I love museums. Science museums, history museums, art museums; there’s nothing like looking at real stuff in person. Whether it’s an antique automobile, a big old beetle in a case, or the Ardabil carpet in the V&A, being able to walk around it, get close, and engage on my own time is one of my top-level pleasures. I’m sure I learned as much natural science in the American Museum of Natural History as a child as I did in school; whenever I’m traveling, I make a beeline for local museums.
The affection is not entirely requited in art museums, mainly because so many of them transparently disrespect me (and all the other visitors) by pointless, insouciant, arrogant stinginess with the information that makes the art accessible. This weekend I was at the Huntington, the Getty Villa, and LACMA in LA. The Huntington and the Getty do a pretty good job with long, informative labels that provide context, history, and some guidance about what to attend to in the works on display, but LACMA left me really steamed.

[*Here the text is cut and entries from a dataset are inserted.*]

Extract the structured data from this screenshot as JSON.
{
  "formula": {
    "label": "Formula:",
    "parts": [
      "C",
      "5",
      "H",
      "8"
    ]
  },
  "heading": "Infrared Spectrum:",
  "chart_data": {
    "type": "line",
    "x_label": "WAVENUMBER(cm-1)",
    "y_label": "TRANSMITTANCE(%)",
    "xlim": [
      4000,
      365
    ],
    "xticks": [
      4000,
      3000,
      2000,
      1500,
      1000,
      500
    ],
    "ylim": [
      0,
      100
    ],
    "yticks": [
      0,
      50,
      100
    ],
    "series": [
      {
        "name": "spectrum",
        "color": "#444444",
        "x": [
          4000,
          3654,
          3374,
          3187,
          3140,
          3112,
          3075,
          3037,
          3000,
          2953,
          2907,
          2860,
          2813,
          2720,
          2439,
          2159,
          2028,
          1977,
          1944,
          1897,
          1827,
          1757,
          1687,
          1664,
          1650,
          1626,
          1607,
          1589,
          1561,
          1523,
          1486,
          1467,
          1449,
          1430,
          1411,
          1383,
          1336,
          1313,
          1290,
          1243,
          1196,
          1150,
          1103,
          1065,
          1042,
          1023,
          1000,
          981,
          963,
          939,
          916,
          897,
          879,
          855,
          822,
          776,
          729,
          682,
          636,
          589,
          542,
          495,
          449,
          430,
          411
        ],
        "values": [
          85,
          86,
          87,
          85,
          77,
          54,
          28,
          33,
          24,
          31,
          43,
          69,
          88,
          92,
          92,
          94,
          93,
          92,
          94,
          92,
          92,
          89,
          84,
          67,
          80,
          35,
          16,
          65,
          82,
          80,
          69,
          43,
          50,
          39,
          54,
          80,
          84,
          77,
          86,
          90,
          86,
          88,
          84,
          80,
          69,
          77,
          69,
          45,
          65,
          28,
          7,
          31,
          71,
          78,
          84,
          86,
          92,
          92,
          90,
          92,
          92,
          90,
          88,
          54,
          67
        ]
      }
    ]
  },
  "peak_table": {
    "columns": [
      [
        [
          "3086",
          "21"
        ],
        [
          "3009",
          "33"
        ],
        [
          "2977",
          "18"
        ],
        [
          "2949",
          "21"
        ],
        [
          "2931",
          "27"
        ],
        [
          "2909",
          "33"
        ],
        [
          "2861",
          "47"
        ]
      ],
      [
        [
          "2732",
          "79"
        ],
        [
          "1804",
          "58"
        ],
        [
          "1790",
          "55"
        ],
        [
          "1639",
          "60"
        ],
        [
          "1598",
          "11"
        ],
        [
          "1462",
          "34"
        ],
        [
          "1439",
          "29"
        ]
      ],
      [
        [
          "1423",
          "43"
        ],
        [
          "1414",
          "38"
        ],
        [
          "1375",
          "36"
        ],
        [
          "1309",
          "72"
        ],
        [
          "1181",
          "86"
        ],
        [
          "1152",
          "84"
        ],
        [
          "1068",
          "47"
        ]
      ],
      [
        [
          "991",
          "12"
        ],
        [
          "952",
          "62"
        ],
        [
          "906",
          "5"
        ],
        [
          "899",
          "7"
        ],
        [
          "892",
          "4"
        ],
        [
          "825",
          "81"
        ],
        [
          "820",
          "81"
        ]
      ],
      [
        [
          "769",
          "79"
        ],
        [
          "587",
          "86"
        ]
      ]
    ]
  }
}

A featured exhibition was several galleries full of contemporary political art by Iranians that reached back to the Shahnameh for analogies and references, a show with appropriate local interest (there are lots of Persians in LA, including refugees from before and after the shah’s overthrow) and in any case an interesting and fruitful concept. You should go and see it, but unfortunately you will miss a lot unless you’re already hip to recent (and ancient) Iranian history, and can read Farsi. The labels were tiny and short and one after another very political work full of incriptions, signs, and text in Farsi was untranslated. One faceplant in particular seemed to sum up art museums’ worst instincts to make not only the typical visitor, but almost any visitor, feel unqualified and inadequate.
The work, by Koushna Navabi, is a couple of dozen rings in different metallic finishes with the same portrait, a little over an inch each way:
This is the entire label we were offered:
Know whose portrait this is? Only because I’m old enough to almost remember the period, and spent some time in Iran after the coup that overthrew him, I recognized Mohammed Mosaddegh, about whom Wikipedia says “Many Iranians regard Mosaddegh as the leading champion of secular democracy and resistance to foreign domination in Iran’s modern history. Mosaddegh was removed from power in a coup on 19 August 1953, organised and carried out by the CIA at the request of MI6.” In the oppressive regime of the shah and his SAVAK secret police that followed, Iran’s oil remained in the hands of western oil companies and their US and British protectors. Of course by 1979 this arrangement went off the rails because the Iranians had had enough of it.
Any of that useful in engaging with this work? Or is the (I presume) affectionate but rather obscure pun in the title all you needed? I hung around and asked at least a half-dozen visitors if they knew whose portrait was on the rings; none had any idea. Here’s what the curator thought she was doing with this show; I’m sure her middle-east specialist colleagues were impressed, but an exhibition like this is a lot of work: I guess she just didn’t have a minute to actually think about the visitors who would walk in the door.